Move to tax cinemas ‘thriving’ on Indian movies | Pakistan Press Foundation (PPF)

Pakistan Press Foundation

Move to tax cinemas ‘thriving’ on Indian movies

KARACHI, May 18: The screening of Indian films might have brought some windfall for the owners of local cinemas, but it has also attracted the attention of the relevant provincial authorities exploring new avenues of tax collection, it emerged on Wednesday..

The Sindh excise and taxation department has requested the government to allow collection of cinema tax which was suspended in 2005 on an appeal by the cinema owners to help revive the moribund industry adversely affected by the advent of the VCR and later the cable network.
As a result, many cinema owners turned their buildings into commercial plazas and the number of movie houses drastically decreased.
The cinema owners held a meeting with the governor of Sindh on July 23, 2005 and requested him to suspend collection of cinema tax to support the decades-old industry. The governor accepted the request and ordered that collection of cinema tax be withheld till further orders.
Although no notification was issued to suspend collection of tax from cinemas, the excise and taxation department acting on the advice of the governor stopped collecting tax.

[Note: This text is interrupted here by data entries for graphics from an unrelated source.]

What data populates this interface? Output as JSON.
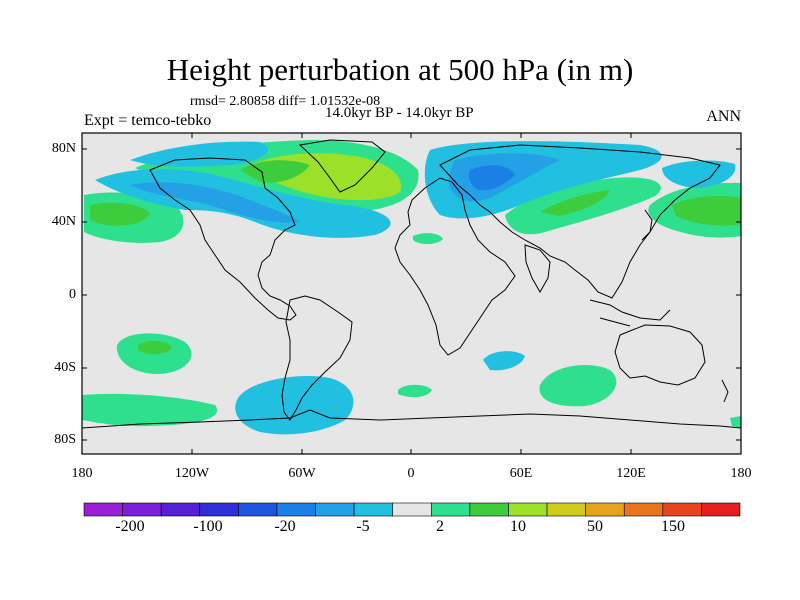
{
  "title": "Height perturbation at 500 hPa (in m)",
  "stats": "rmsd= 2.80858 diff= 1.01532e-08",
  "period": "14.0kyr BP - 14.0kyr BP",
  "expt": "Expt = temco-tebko",
  "season": "ANN",
  "lat_labels": [
    "80N",
    "40N",
    "0",
    "40S",
    "80S"
  ],
  "lon_labels": [
    "180",
    "120W",
    "60W",
    "0",
    "60E",
    "120E",
    "180"
  ],
  "colorbar": {
    "labels": [
      "-200",
      "-100",
      "-20",
      "-5",
      "2",
      "10",
      "50",
      "150"
    ],
    "colors": [
      "#9b1fd8",
      "#7c1fdc",
      "#5520d6",
      "#2e2fd8",
      "#1d55e0",
      "#1b7fe6",
      "#23a0e6",
      "#21c0e0",
      "#e6e6e6",
      "#2ee08e",
      "#3ccc3c",
      "#9ce02a",
      "#d0cc1c",
      "#e6a41c",
      "#e8741c",
      "#e8441c",
      "#e61e1e"
    ]
  },
  "map": {
    "background": "#e6e6e6",
    "neutral_color": "#e6e6e6"
  }
}
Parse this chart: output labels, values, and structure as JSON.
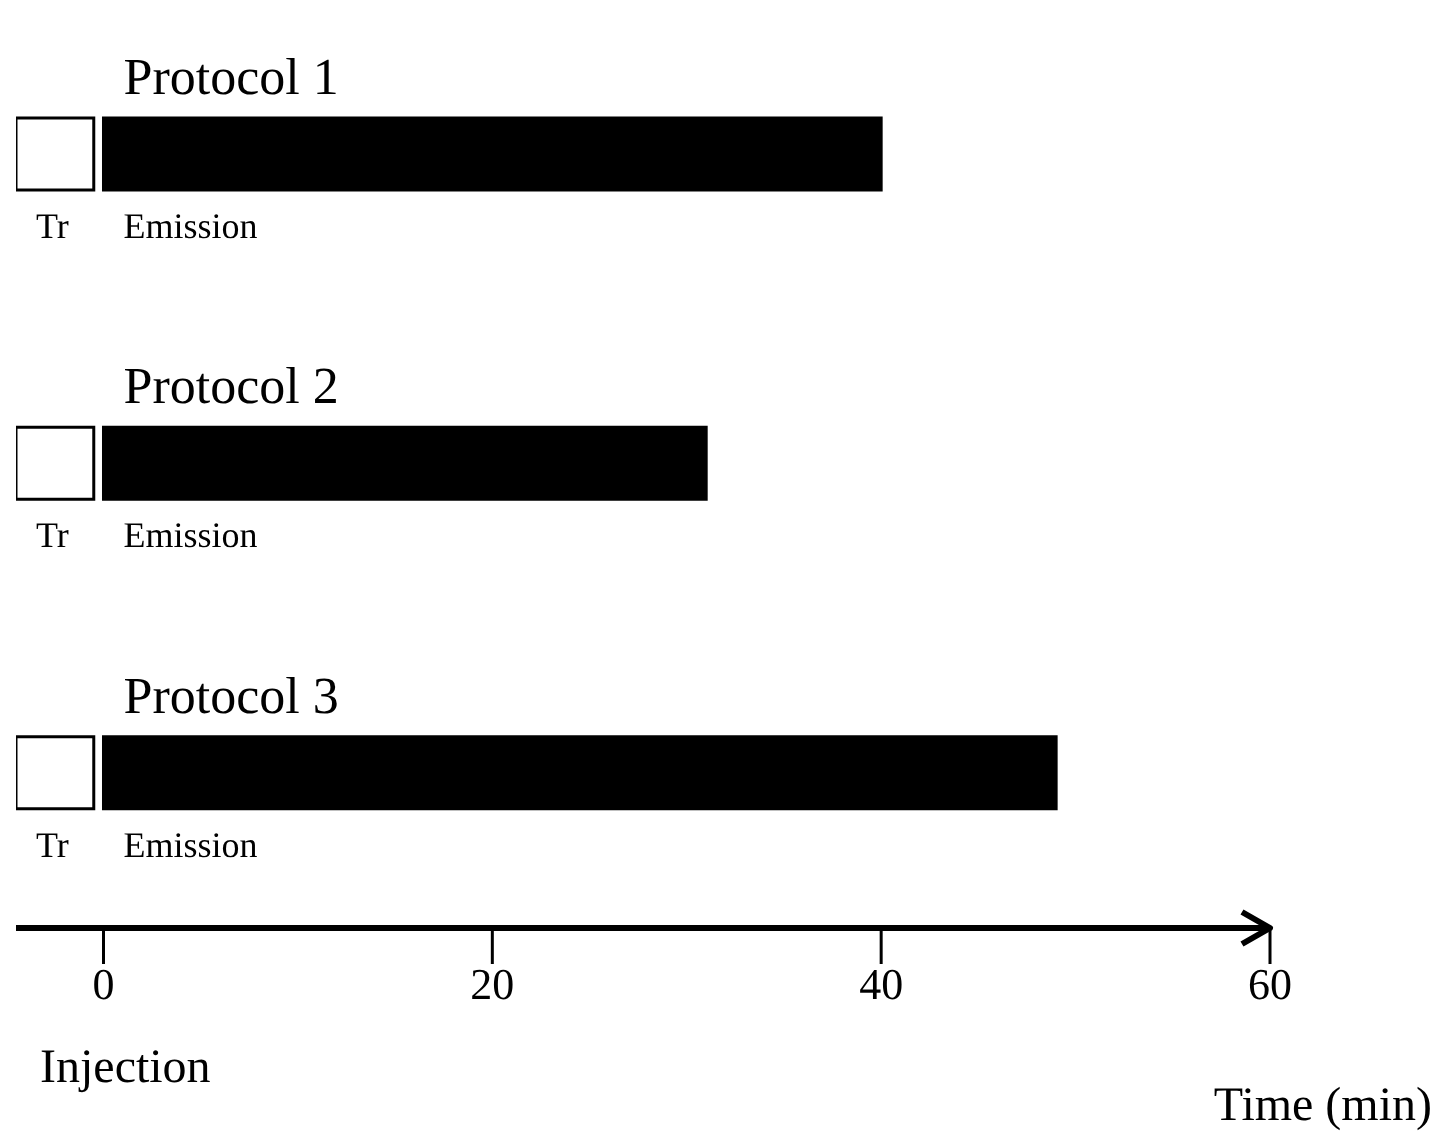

Secretary for Excise Manzoor Memon told that the department had now asked the chief minister to reexamine the policy of temporary tax exemption to the cinema owners, who seemed to be doing good business with Indian films.

It was further pointed out that besides the screening of Indian movies the cinema industry had shown signs of recovery with the advent of new film technologies like 3-D films.

The secretary has asked the finance department to either issue a notification for tax exemption or stop issuing audit paras for non-collection of cinema tax since 2005.
Sources in the department revealed that the average annual collection of tax from cinemas was Rs10 million in 2005 before the collection was suspended.

According to the tax schedule notified by the government, there is a special tax rate of Rs2,000 per day for some air-conditioned cinemas in the city. The tax rate for other air-conditioned cinemas is Rs1,000 and Rs500 for non-AC movie houses.

The tax rate for air-conditioned cinemas in Hyderabad is Rs750, and for non-AC Rs500. For other cinemas in the interior of the province the tax rate is Rs400 for air-conditioned movie houses and Rs200 per day for non-AC ones.

There is, however, no tax on touring talkies, open-air cinemas in the interior of Sindh and mini-cinemas.
Meanwhile, the Cinema Owners Association said that the industry was beset with a number of problems but the government engrossed in other serious issues had no time to attend to their woes.

Association vice-president Asif Razzaq said that the tax was withdrawn during the tenure of Sheikh Rashid who was a culture minister in 2005.
The average number of viewers per day range between 70 and 100 against a hall capacity for 200 to 350 audience, resulting in losses to the cinema owners.
Answering a question, Mr Razzaq said the rate of cinema tickets was increased early this year to Rs70 from Rs50 for lower class and Rs150 from Rs100 for middle class and to Rs250 from Rs200 for upper class.

He however admitted that the number of movie houses in the city was again picking up and three new cinemas had started screening films in the Clifton area while two more were in the offing.

A new trend in the cinema industry has emerged in which large cinema houses screen three to four movies at a time with a hall reserved for new technology 3-D movies.